This past week has been all about Aimee and I getting to know each other. It’s been both emotional and exhausting. It’s been all about highs and lows. I’d forgotten the details of how it is to train with a new guide dog, but I love it.
We did our first proper walk together on Wednesday afternoon. It was a couple of laps of Lambton Park. She was fantastic, I lost count of the number of dogs in the vicinity, but Aimee just dismissed them all as unimportant.
The highlight came when we were coming to the end of our first lap and we came on a guide dog puppy preschool session in progress. Aimee’s response can be described best as one of a rockstar accepting the adoration of her fans.
I’ve been telling her ever since that all those guide dog puppies will be dreaming of growing up to be her.
One of the most important things to develop with a new guide dog, is trust. It’s one of the reasons I’ve always tried to have a gap between my dogs, it makes it easier to bond with the new dog and results, for me at least, less comparison between the old and new. It’s this bonding process that makes it so important for others to keep their distance and not interact with her while we are getting to know one another.

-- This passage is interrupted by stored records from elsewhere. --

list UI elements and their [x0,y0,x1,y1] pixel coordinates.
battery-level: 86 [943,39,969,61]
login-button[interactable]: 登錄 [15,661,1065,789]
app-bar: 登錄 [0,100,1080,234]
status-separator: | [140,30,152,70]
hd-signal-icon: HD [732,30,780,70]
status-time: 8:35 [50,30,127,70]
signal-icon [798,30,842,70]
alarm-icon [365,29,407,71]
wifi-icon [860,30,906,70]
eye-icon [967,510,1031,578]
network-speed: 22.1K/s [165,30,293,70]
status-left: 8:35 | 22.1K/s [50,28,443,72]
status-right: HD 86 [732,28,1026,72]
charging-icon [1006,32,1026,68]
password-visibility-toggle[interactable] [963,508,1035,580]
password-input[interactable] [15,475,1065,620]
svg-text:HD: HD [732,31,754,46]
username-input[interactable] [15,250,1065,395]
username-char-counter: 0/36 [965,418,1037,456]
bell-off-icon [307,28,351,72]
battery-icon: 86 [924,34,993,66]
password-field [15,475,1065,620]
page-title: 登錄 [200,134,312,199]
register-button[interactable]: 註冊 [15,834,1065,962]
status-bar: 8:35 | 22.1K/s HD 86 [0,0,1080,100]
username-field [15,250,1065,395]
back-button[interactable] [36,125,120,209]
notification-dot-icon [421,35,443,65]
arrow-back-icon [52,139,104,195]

This week is the first time we’ve been in to Art Mania for regular classes. It was mosaics and pottery today and Aimee lay comfortably on her bed under my table in the pottery area. Out of the way, but able to observe what was going on. She wouldn’t have been able to fit last term, but the renovations out the back have created more space and a more practical layout. If you haven’t been out to see it, you really should.
I want to take this opportunity to thank everyone, students and staff for your understanding and support for myself and Aimee.
I know many of you read my last post and took the message on board. There have also been others, particularly new people who have asked me what’s right and wrong in regards to a guide dog. You all have no idea just how much I appreciate all of you. One of the hardest things to deal with when you have a guide dog and are out in the public, is when people reach out and pat the dog without asking. Worse are the ones who say “oh I know I’m not supposed to ….” So thank you all so very much.
Not being able to talk to Aimee, doesn’t mean you can’t talk to me. So, please, feel free to say hi and ask any questions you might have about the journey Aimee and I are on, or anything else you have been curious about, but didn’t feel comfortable asking me.